Monday, August 11, 2008

Search Engines Get A Little Flash

Web site built using Adobe Flash may soon be able to be 'spidered' by search engines, a move that will provide web developers with more flexibility in developing web pages.

Up until recently web site crawlers (spiders) could only catalogue content on web pages developed in HTML (Hyper Text Mark-up Language). The reason for this is the content on these pages were in text, where as web sites built in Flash are all image based.

Flash based web sites are much beloved of clients and developers looking for a high fashion, image conscious web presence but in the past they have been penalised by poor organic search results.

According to Web Marketing Today, Adobe has agreed to provide proprietary code to Google and Yahoo to enable their spiders to catalogue these sites, but commentator Ross Dunn says HTML is still essential for those wishing to be well represented on search engines:

"...critical components can still be optimized only in HTML, not in Flash.
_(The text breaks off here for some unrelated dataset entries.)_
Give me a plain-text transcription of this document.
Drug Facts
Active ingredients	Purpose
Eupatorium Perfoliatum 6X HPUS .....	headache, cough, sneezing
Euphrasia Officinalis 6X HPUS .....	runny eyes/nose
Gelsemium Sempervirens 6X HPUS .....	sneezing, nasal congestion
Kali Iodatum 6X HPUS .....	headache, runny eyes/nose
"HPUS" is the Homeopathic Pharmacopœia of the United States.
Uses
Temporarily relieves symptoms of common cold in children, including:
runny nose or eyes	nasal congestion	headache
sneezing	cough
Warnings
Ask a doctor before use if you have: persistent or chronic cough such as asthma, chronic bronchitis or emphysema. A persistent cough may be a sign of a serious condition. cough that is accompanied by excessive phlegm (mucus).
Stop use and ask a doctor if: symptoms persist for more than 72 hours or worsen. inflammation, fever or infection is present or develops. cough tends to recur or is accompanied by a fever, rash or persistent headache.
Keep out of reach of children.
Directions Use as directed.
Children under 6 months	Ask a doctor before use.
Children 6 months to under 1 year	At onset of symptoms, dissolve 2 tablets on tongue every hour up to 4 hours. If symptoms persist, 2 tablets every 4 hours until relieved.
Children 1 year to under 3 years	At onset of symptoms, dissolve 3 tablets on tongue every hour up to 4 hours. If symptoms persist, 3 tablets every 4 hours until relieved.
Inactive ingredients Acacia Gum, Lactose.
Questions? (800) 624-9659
These include heading tags, images and image tags, nofollow tags, etc. Moreover, when a Flash website is composed of only a single SWF file, page to page link popularity isn't possible nor is deep linking available. As a result, searchers always end up at the home page.

"Flash has made amazing progress and is far more search engine friendly than ever before. Unfortunately, it can't yet compete with a professionally optimized HTML website. The only exception would be when the Flash site has a vast number of links pointing to it or has little worthy competition."